Merkel to push Turkey's EU bid in return for help
Germany offered Turkey the prospect of faster progress on its hope of joining the European Union yesterday in exchange for badly needed help in stemming the flow of migrants to Europe.
As the migrant crisis continued to escalate, with thousands entering Slovenia from Croatia after Hungary sealed off another border, German Chancellor Angela Merkel met her Turkish counterparts in Istanbul to urge them to stop people smugglers ferrying migrants to European shores.
Speaking at a joint news conference with Ahmet Davutoglu, the Turkish prime minister, the German chancellor said that Germany could help accelerate Turkey's path to visa liberalisation in the EU for its citizens and push forward Ankara's drawn-out EU membership talks.
She expected Turkey in return to agree to take back migrants rejected by the EU, which Mr Davutoglu has said he will agree to only if there is progress on the issue of visas.
"Germany is ready to offer support. If we take the question of visa liberalisation, we can talk in the German-Turkish working group about specific possibilities to push through visa facilitation," Mrs Merkel said.
The German and Turkish leaders agreed there could be no lasting solution to the migration crisis without resolving the conflict in Syria. More than two million refugees have now fled from the war-torn country to Turkey.
Thousands of migrants entered Slovenia from Croatia at the weekend after Hungary forged ahead with a unilateral crackdown in the absence of EU unity. Croatia ran trains to take 4,000 migrants across from the town of Tovarnik on its eastern Serbian border, according to the UN's refugee agency.
Until Hungary closed its border with Croatia on Friday, Slovenia had only received a few hundred refugees this year, said the UNHCR. More than 3,000 people surged into the tiny country on Saturday alone, most intending to travel on to Austria and Germany.
The UNHCR has estimated that Slovenia has the capacity to accept around 7,000 migrants a day, although Slovenian officials say they can take only 2,500 a day, and that new groups will be allowed in only after previous groups leave the country.
At Cakovec railway station, about three miles from the Slovenian border, the migrants from Tovarnik were split into groups and driven to various border crossings, before being dropped off at registration centres.
Tensions rose over the slow registration process, with 400 migrants waiting upwards of six hours at the centre yesterday and many having to queue outside. A fight broke out between two large groups of men after one appeared to try to jump the queue.
Khalil, a 40-year-old courier, who had travelled from Homs in Syria, said: "We left Syria because of the war and genocide and massacres.

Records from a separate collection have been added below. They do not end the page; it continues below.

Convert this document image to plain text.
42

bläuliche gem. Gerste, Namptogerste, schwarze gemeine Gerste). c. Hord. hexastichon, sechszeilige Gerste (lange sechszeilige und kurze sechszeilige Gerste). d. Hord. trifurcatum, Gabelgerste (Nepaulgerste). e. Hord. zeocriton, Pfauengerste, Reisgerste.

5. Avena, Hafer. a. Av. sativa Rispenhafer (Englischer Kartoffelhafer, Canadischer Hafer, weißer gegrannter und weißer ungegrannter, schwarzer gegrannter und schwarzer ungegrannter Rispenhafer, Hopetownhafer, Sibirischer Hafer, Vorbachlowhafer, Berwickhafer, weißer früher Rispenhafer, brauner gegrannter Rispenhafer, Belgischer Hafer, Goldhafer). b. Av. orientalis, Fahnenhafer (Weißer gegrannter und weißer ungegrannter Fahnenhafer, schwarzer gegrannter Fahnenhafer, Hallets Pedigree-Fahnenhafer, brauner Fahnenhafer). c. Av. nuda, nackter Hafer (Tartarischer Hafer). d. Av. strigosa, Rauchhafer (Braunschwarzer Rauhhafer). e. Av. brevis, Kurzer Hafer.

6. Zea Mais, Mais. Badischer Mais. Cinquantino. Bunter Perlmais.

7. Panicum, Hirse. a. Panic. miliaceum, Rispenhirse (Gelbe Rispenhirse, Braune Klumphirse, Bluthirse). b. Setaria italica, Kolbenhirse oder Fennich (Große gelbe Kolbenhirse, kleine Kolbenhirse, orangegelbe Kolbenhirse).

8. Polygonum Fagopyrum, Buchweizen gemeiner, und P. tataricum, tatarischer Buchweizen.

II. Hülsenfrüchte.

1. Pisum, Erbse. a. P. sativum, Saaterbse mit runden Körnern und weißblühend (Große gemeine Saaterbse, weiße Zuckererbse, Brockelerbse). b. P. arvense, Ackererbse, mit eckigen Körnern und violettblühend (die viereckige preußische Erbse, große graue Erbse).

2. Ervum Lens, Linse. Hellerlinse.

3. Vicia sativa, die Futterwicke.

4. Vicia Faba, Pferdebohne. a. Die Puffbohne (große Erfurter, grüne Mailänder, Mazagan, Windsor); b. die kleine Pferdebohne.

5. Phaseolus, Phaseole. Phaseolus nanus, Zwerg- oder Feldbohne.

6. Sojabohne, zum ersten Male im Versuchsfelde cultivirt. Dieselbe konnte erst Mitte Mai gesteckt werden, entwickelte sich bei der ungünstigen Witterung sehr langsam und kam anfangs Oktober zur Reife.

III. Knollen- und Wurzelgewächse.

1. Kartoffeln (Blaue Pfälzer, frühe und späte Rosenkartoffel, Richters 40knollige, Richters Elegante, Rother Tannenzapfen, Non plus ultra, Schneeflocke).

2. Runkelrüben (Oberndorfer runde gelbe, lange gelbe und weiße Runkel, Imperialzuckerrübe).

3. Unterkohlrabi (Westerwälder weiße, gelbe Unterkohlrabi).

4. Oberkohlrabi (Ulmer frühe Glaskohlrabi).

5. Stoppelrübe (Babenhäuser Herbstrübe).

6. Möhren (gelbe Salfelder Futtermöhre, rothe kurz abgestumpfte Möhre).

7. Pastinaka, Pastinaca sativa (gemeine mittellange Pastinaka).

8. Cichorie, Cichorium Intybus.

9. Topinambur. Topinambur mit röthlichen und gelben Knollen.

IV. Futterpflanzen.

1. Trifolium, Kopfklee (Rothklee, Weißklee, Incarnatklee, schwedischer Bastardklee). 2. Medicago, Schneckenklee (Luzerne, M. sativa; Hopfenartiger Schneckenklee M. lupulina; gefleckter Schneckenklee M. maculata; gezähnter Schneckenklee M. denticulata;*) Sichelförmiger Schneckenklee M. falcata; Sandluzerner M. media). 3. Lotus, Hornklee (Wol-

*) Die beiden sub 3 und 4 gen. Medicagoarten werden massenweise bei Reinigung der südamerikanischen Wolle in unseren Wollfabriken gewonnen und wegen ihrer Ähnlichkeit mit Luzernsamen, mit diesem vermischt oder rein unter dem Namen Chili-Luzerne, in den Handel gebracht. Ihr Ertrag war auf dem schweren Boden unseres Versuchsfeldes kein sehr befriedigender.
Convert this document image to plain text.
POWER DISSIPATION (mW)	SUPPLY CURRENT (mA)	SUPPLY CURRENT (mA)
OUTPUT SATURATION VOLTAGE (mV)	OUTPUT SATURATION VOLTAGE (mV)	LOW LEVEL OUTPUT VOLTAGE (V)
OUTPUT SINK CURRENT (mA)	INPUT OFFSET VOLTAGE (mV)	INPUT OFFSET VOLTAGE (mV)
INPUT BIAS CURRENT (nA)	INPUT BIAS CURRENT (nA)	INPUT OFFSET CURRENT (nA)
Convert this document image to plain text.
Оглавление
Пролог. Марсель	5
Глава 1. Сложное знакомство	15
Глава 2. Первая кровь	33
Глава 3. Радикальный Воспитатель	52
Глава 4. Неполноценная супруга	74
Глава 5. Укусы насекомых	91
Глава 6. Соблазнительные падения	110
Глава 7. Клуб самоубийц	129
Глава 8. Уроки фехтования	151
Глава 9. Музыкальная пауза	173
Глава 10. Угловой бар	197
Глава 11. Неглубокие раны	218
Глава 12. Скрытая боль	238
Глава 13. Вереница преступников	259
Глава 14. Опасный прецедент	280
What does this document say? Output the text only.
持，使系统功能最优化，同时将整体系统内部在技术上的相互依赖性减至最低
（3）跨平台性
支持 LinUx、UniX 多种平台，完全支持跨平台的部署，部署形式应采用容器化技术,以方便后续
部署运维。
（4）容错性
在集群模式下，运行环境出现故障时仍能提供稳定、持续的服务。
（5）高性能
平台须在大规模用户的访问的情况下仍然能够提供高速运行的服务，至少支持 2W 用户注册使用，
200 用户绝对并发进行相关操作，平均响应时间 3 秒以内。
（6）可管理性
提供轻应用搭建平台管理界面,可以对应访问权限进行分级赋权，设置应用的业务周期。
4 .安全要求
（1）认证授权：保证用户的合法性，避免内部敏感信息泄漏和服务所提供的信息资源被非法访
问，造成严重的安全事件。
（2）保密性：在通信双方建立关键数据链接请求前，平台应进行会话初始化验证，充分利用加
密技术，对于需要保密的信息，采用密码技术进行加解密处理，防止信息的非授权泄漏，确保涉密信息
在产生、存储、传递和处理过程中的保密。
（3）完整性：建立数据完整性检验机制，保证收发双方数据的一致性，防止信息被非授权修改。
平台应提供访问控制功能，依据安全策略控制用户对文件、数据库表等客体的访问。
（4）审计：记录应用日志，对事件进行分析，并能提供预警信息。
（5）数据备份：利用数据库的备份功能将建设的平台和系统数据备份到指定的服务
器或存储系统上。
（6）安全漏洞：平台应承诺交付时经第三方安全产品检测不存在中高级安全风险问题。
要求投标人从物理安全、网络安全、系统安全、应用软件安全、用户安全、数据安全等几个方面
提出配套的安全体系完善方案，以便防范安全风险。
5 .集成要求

"This journey has been a bit strenuous, It's been an inconvenience. There's been much waiting… for food, for sleeping, for clothes. It's a real misery, but what can one say?"
Meanwhile, Germany's police union chief Rainer Wendt called yesterday for a fence to be built along the country's border.
"If we want to carry out serious border controls, we must build a fence along the German border," he said, adding that the move would prompt other European countries which have seen hundreds of thousands of refugees cross their borders to follow suit. If we close our borders in this way, Austria will also close the border with Slovenia. That's exactly the effect we need," Mr Wendt said.